Time and cost are factors too: Many opponents of bilingual education want to move Hispanic, Asian, or Middle Eastern language speaking students into the Anglo mainstream as quickly as possible. However, too sudden an immersion in English studies can be counterproductive by leading to the student’s confusion, deep frustration, alienation, and dropping out.
The issue should not alone be how quickly to absorb non-Anglo speaking youths into the dominant culture. Educational mastery in two languages, native and English, can have special benefits for the student and for the United States as a whole.
In one study, Hispanic students in New Haven, Conn., schools gained in reading and nonverbal logic skills the longer they worked in dual Spanish and English tracks. The diversity of their linguistic experience sharpened their cognitive skills, reported Dr. Kenjii Hakuta, Yale psycholinguist, at a meeting last week of the American Psychological Association in Los Angeles.

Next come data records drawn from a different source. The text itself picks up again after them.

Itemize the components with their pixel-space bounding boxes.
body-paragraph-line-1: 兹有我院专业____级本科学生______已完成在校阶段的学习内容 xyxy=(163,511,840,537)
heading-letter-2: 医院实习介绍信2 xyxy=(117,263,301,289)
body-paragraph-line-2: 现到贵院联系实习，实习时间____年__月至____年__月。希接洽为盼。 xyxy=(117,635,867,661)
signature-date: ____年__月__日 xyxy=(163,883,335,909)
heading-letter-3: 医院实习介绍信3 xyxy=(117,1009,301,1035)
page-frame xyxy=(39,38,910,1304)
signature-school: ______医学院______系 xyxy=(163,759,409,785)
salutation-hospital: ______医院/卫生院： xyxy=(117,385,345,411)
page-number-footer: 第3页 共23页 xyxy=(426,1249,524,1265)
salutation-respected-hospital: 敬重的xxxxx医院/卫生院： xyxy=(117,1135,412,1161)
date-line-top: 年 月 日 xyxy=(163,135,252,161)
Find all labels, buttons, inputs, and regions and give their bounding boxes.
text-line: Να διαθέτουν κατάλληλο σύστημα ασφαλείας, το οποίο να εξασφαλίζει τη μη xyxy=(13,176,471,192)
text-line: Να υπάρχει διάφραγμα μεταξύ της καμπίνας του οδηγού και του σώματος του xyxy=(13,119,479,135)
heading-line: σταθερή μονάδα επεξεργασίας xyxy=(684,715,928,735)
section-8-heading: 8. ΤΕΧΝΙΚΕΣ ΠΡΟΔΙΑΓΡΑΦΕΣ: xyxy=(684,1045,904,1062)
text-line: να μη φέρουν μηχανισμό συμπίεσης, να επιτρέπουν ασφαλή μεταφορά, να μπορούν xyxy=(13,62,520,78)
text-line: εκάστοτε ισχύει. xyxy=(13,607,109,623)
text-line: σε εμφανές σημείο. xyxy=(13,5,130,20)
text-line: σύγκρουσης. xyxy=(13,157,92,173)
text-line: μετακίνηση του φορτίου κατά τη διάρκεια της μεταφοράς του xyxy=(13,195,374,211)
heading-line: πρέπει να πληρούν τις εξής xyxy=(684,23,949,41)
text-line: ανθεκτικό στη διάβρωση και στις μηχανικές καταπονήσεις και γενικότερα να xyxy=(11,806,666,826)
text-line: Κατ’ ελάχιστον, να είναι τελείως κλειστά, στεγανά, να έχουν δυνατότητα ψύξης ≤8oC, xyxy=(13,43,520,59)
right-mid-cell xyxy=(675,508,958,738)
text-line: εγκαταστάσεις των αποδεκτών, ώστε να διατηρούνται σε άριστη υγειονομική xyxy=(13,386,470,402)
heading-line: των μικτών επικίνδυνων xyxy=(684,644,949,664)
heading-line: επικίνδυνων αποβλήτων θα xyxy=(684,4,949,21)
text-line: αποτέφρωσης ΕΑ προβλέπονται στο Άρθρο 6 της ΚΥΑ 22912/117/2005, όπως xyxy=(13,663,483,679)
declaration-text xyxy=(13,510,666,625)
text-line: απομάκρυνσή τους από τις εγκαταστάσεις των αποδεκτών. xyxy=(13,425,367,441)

A Detroit program for Arabic-speaking youths, whose schoolday is split into English and Arabic halves, has drawn strong support among other ethnic groups, who see an economic advantage in bilingual training.
And bilingual youths may well be a resource for a nation where foreign-language training has begun to languish at the university level.
While mastery of English should remain a goal for all school students, there should be no rush to abandon the benefits of cultural and linguistic pluralism.